I can’t even get a decent tan…just burn and peel. Burn and peel.

But I was raised just east of Los Angeles—probably can’t get more of a melting pot of humanity than LA. Okay, so there’s New York City. But just the same, we went to an all-Hispanic church, hosted Japanese exchange students, had Thanksgiving dinner with our Romanian friends, and my best babysitting clients were black. And I loved them.

One night a dinner guest asked my dad if he would let his daughters marry a black guy. The four of us girls were pretty young at the time. I don’t know why he asked that; the idea of marriage was distant and unreal. Almost a bit ridiculous. But my dad answered his question. And I still remember what he said.

We were not prejudice, but we did notice differences—strengths and weaknesses that tended to be true of different people groups.
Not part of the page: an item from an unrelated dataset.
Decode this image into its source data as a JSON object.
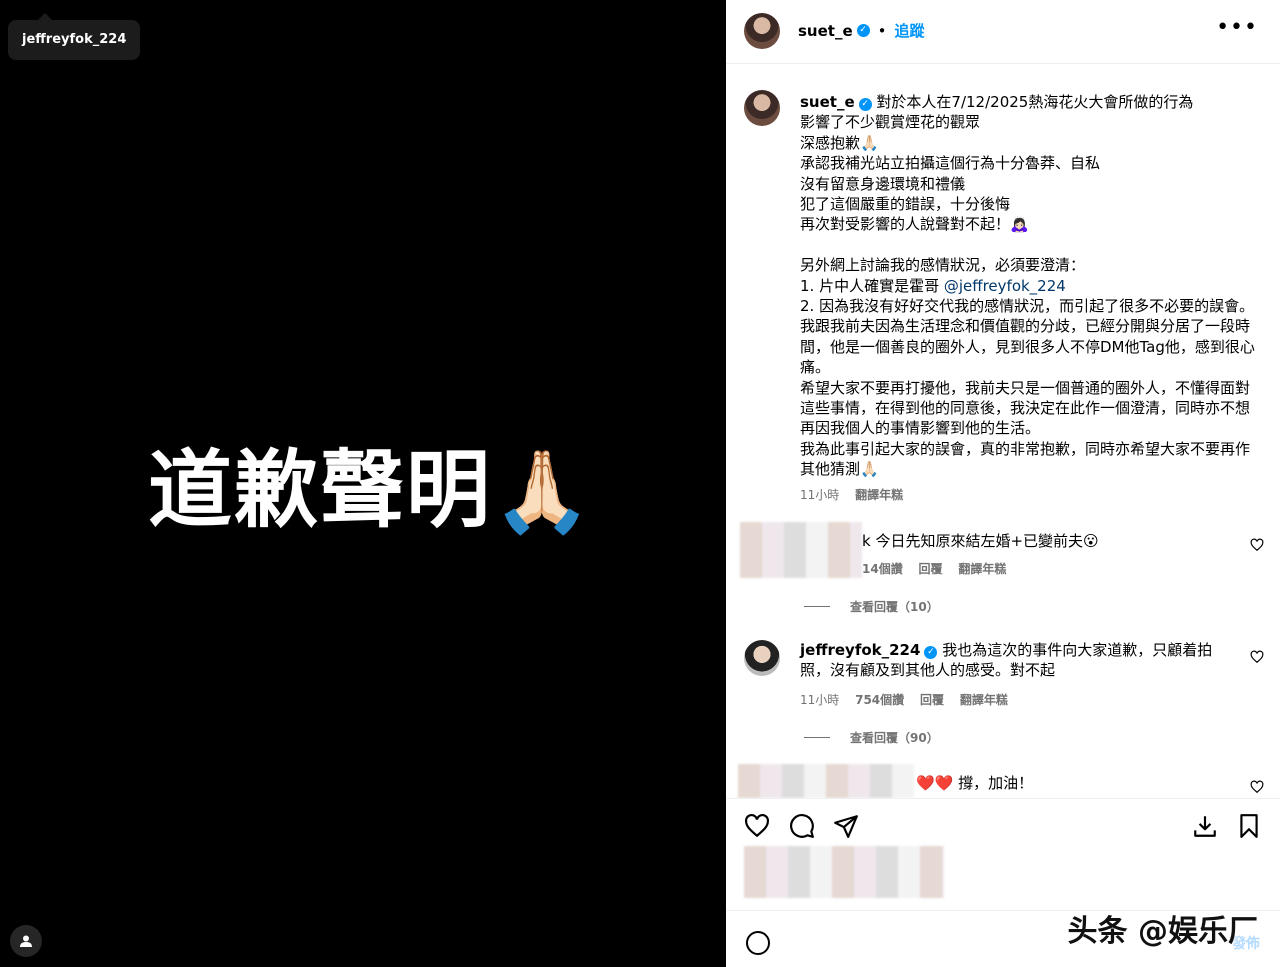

Our black friends were not just smart, they were FAST! They dominated the basketball courts. The Asian friends were not only smart, but hardworking and disciplined. The Hispanic friends were not only smart, but their culture took life at a much easier pace. Time was a suggestion. Family birthdays and events were big deals. Their all-day parties took us a little by surprise at first but we realized once you are considered family—you don’t miss one for the world.

So…we were all listening when my dad answered the question. Would he let one of his daughters marry a black man?

“It doesn’t matter so much the color of his skin as the color of his heart.”

I remember not only Dad’s answer, but I remembered the principle. And it wasn’t an isolated statement—it was consistent with the way my parents lived their lives.

They taught us to use our heads. They even taught us to use the “D” word—to be discriminating. The difference was, they taught us to be discriminating about things that matter, like character. Not things that don’t matter, like race. Even those general tendencies we noticed about people groups were just that—generalities. People are different; their skin color did not define them. You best evaluate people by their hearts—one at time.

Race has been in the news a lot this year. And unfortunately, in Charleston, we are now trying to navigate through an incident involving a white cop and a black shooting victim. But I wish all of the people out there who think that black lives don’t matter to white people could see what I see.

Because we care. We are ripped up. Because no one—black, white, or “other,” should be gunned down in cold blood the way that it appears happened in North Charleston recently. I’m glad there was a witness. I’m glad there was a witness with a cell phone. I wish the incident had never happened, but since it did, I’m glad that we can take the opportunity to show that our loyalty is to justice and not necessarily to the cops, the alleged criminals, the white people, or the black people. We want the facts to be brought to a jury –and the jury to do the right thing.

We care because black lives matter. But far more than that, we care because all lives matter—because they are lives, not black lives, white lives, or “other” lives.

I want the Scott family to know that we are behind them. No need for protests. No need for looting. No need to lose precious sleep to convince us that this is an important incident that should be given due process. We want it every bit as much as you.

I’m a white girl and I want justice.

But then, it doesn’t matter so much the color of my skin as the color of my heart.